La Nssm dovrà pagare 80 mila dollari a Lee Chun-sik, unico sopravvissuto ai lavori forzati in un’acciaieria.  Lee ha oltre 90 anni ed ha assistito alla sentenza in sedia a rotelle. Shinzo Abe esprime contrarietà verso la sentenza.

Seoul (AsiaNews) – La Corte suprema ha ordinato a un’impresa giapponese dell’acciaio di ripagare i coreani per il lavoro forzato durante il tempo della guerra e prima.

Il Giappone ha governato con pugno di ferro sulla penisola coreana dal 1910 al 1945, soffocando la cultura locale e obbligando i locali ai lavori forzati o alla schiavitù sessuale.

La sentenza di oggi chiude una battaglia durata 21 anni da parte di 4 coreani contro la Nippon Steel & Sumitomo Metal (Nssm).

Secondo la Corte, la Nssm dovrebbe pagare 100 milioni di won (circa 88mila dollari Usa) a ognuno dei quattro accusatori che hanno iniziato la causa. Ma di essi solo uno è sopravvissuto, il sig. Lee Chun-sik, ora novantenne, che ha partecipato al processo seduto su una sedia a rotelle.

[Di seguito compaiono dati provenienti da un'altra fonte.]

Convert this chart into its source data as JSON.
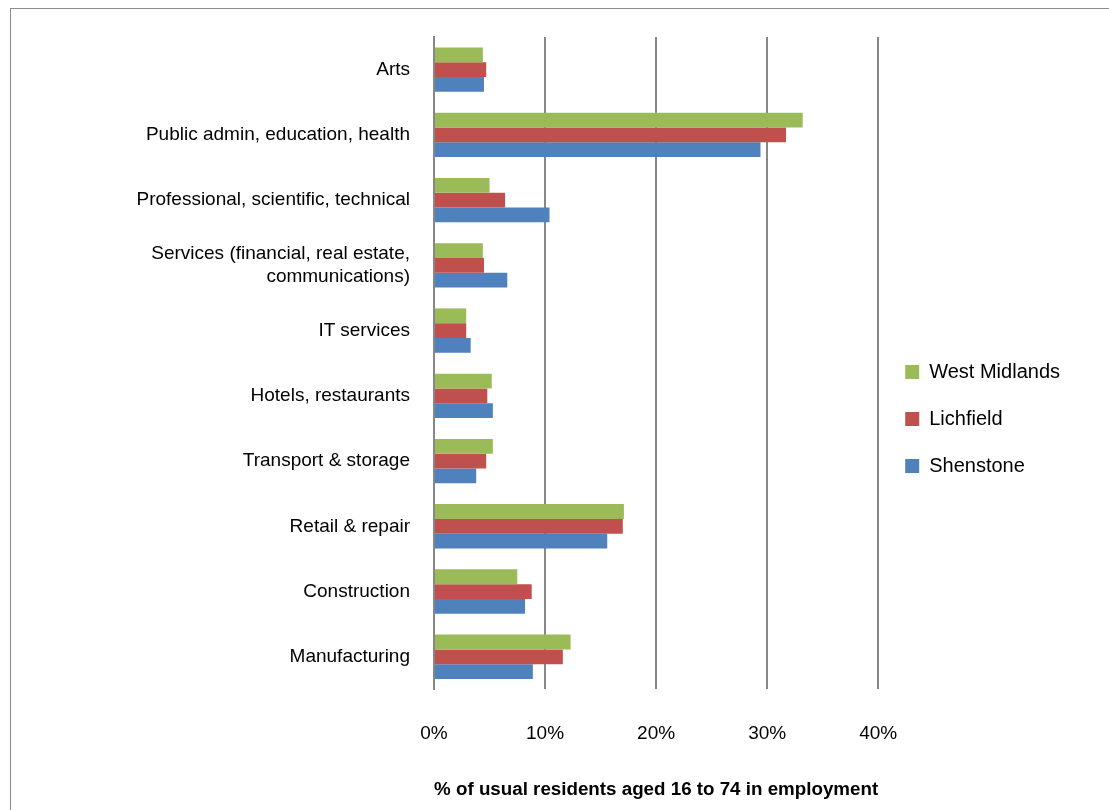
{
  "chart_data": {
    "type": "bar",
    "orientation": "horizontal",
    "categories": [
      "Arts",
      "Public admin, education, health",
      "Professional, scientific, technical",
      "Services (financial, real estate, communications)",
      "IT services",
      "Hotels, restaurants",
      "Transport & storage",
      "Retail & repair",
      "Construction",
      "Manufacturing"
    ],
    "series": [
      {
        "name": "West Midlands",
        "color": "#9bbb59",
        "values": [
          4.4,
          33.2,
          5.0,
          4.4,
          2.9,
          5.2,
          5.3,
          17.1,
          7.5,
          12.3
        ]
      },
      {
        "name": "Lichfield",
        "color": "#c0504d",
        "values": [
          4.7,
          31.7,
          6.4,
          4.5,
          2.9,
          4.8,
          4.7,
          17.0,
          8.8,
          11.6
        ]
      },
      {
        "name": "Shenstone",
        "color": "#4f81bd",
        "values": [
          4.5,
          29.4,
          10.4,
          6.6,
          3.3,
          5.3,
          3.8,
          15.6,
          8.2,
          8.9
        ]
      }
    ],
    "xlim": [
      0,
      40
    ],
    "xticks": [
      {
        "value": 0,
        "label": "0%"
      },
      {
        "value": 10,
        "label": "10%"
      },
      {
        "value": 20,
        "label": "20%"
      },
      {
        "value": 30,
        "label": "30%"
      },
      {
        "value": 40,
        "label": "40%"
      }
    ],
    "xlabel": "% of usual residents aged 16 to 74 in employment",
    "grid": "x",
    "legend": "right"
  }
}
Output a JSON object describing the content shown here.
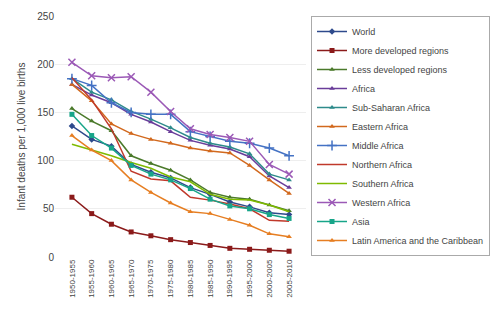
{
  "chart_data": {
    "type": "line",
    "categories": [
      "1950-1955",
      "1955-1960",
      "1960-1965",
      "1965-1970",
      "1970-1975",
      "1975-1980",
      "1980-1985",
      "1985-1990",
      "1990-1995",
      "1995-2000",
      "2000-2005",
      "2005-2010"
    ],
    "series": [
      {
        "name": "World",
        "color": "#2E4A8C",
        "marker": "diamond",
        "values": [
          136,
          122,
          115,
          96,
          88,
          82,
          72,
          65,
          57,
          52,
          46,
          44
        ]
      },
      {
        "name": "More developed regions",
        "color": "#8B1A1A",
        "marker": "square",
        "values": [
          62,
          45,
          34,
          26,
          22,
          18,
          15,
          12,
          9,
          8,
          7,
          6
        ]
      },
      {
        "name": "Less developed regions",
        "color": "#4B7A2B",
        "marker": "triangle-up",
        "values": [
          154,
          141,
          131,
          105,
          97,
          90,
          80,
          67,
          62,
          60,
          54,
          48
        ]
      },
      {
        "name": "Africa",
        "color": "#6A3D9A",
        "marker": "triangle-up",
        "values": [
          179,
          168,
          160,
          148,
          140,
          130,
          121,
          116,
          112,
          104,
          84,
          72
        ]
      },
      {
        "name": "Sub-Saharan Africa",
        "color": "#2E8B8B",
        "marker": "triangle-up",
        "values": [
          185,
          171,
          163,
          151,
          143,
          134,
          124,
          118,
          114,
          107,
          86,
          80
        ]
      },
      {
        "name": "Eastern Africa",
        "color": "#D2691E",
        "marker": "triangle-up",
        "values": [
          179,
          162,
          138,
          128,
          122,
          118,
          113,
          110,
          108,
          95,
          80,
          66
        ]
      },
      {
        "name": "Middle Africa",
        "color": "#4472C4",
        "marker": "cross",
        "values": [
          185,
          178,
          160,
          150,
          148,
          148,
          130,
          125,
          120,
          118,
          113,
          105
        ]
      },
      {
        "name": "Northern Africa",
        "color": "#C0392B",
        "marker": "none",
        "values": [
          186,
          163,
          133,
          89,
          81,
          79,
          62,
          59,
          55,
          50,
          38,
          37
        ]
      },
      {
        "name": "Southern Africa",
        "color": "#7FBA00",
        "marker": "none",
        "values": [
          117,
          111,
          105,
          98,
          92,
          83,
          78,
          65,
          60,
          59,
          54,
          47
        ]
      },
      {
        "name": "Western Africa",
        "color": "#9B59B6",
        "marker": "x",
        "values": [
          202,
          188,
          186,
          187,
          171,
          151,
          133,
          127,
          124,
          120,
          96,
          86
        ]
      },
      {
        "name": "Asia",
        "color": "#17A589",
        "marker": "square",
        "values": [
          148,
          126,
          113,
          95,
          86,
          80,
          71,
          60,
          53,
          50,
          44,
          40
        ]
      },
      {
        "name": "Latin America and the Caribbean",
        "color": "#E67E22",
        "marker": "triangle-up",
        "values": [
          126,
          111,
          100,
          80,
          67,
          56,
          47,
          45,
          39,
          33,
          24,
          21
        ]
      }
    ],
    "ylabel": "Infant deaths per 1,000 live births",
    "ylim": [
      0,
      250
    ],
    "yticks": [
      0,
      50,
      100,
      150,
      200,
      250
    ],
    "grid": true,
    "legend": "right",
    "line_style": "solid"
  }
}
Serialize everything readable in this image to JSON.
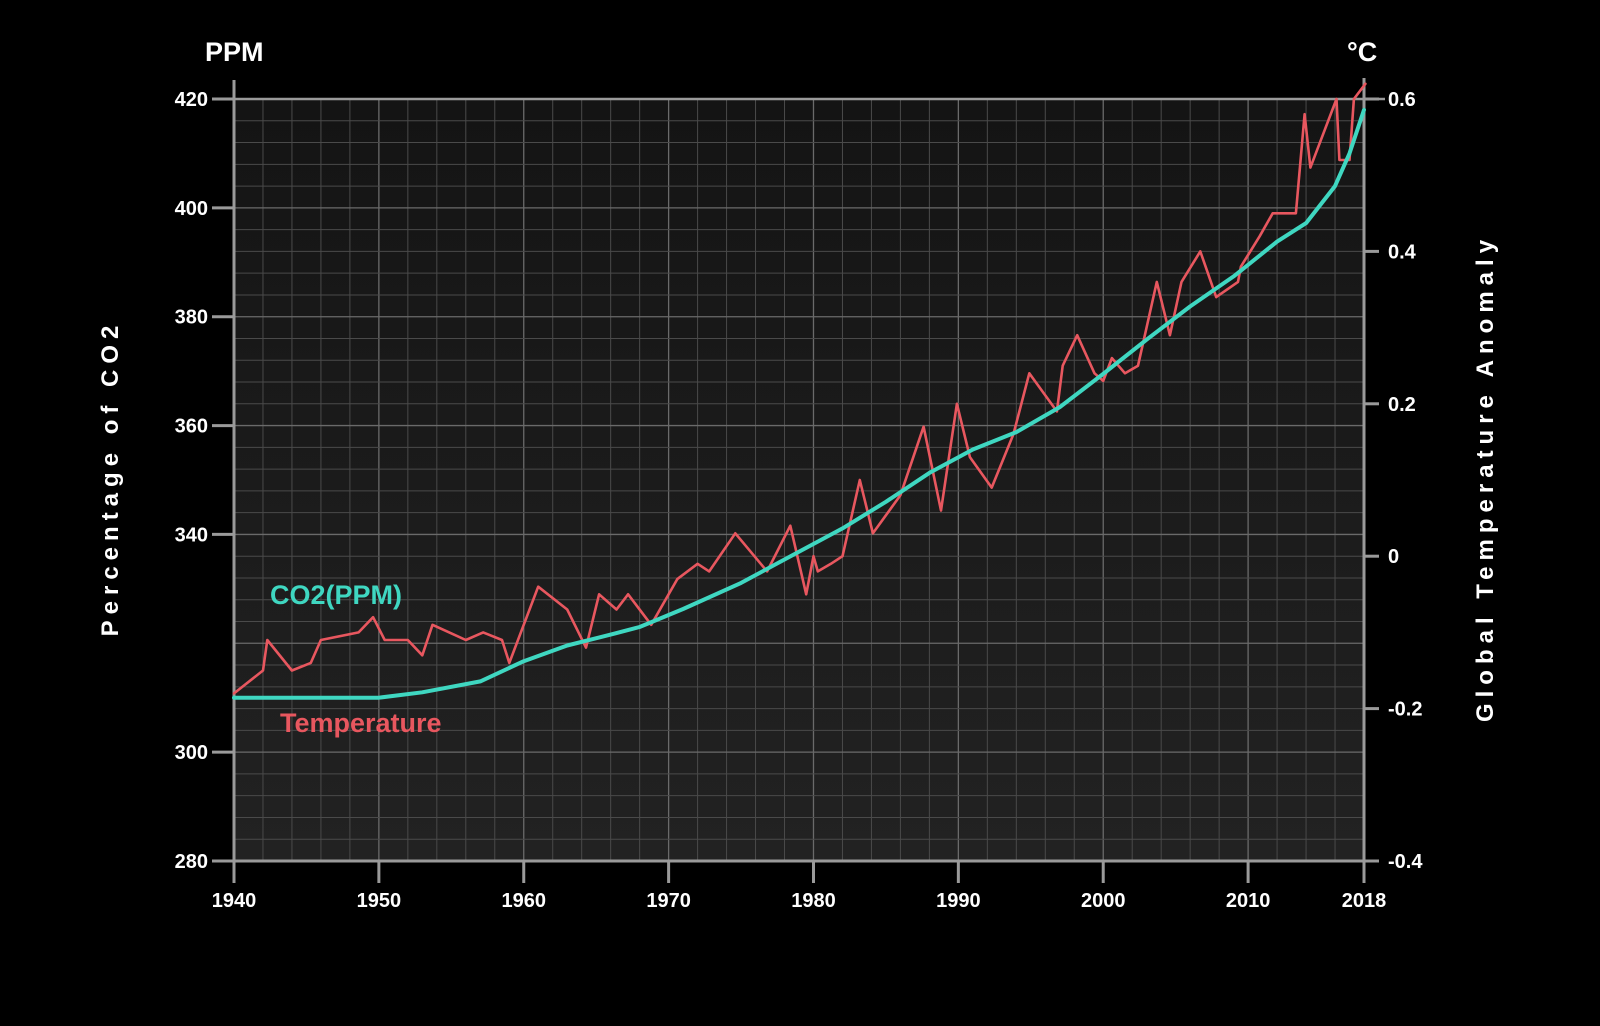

Due coreani avevano iniziato la causa in un tribunale giapponese nel 1997, chiedendo i danni e gli arretrati per il loro lavoro forzato in un’acciaieria, poi divenuta la Nssm.

I tribunali giapponesi hanno stabilito che essi non avevano alcun diritto, perché Tokyo aveva ottemperato ai suoi doveri di pagamento già nel 1965, quando stabilendo relazioni diplomatiche con Seoul, ha pagato 800 milioni di dollari al governo coreano.

Ma nel 2005 le vittime – compreso il sig. Lee – hanno lanciato una nuova azione legale in Corea del Sud, terminata con una sentenza della Corte suprema nel 2012. Quella di oggi è il verdetto finale, dopo l’appello della Nssm.

Dopo la sentenza, il premier giapponese Shinzo Abe e il suo ministro degli esteri, Taro Kono, hanno espresso la loro contrarietà.

Secondo dati ufficiali reperiti a Seoul, circa 780mila coreani sono stati ingaggiati in modo forzato come soldati e come lavoratori, senza contare le cosiddette donne-conforto, usate come prostitute per l’esercito nipponico.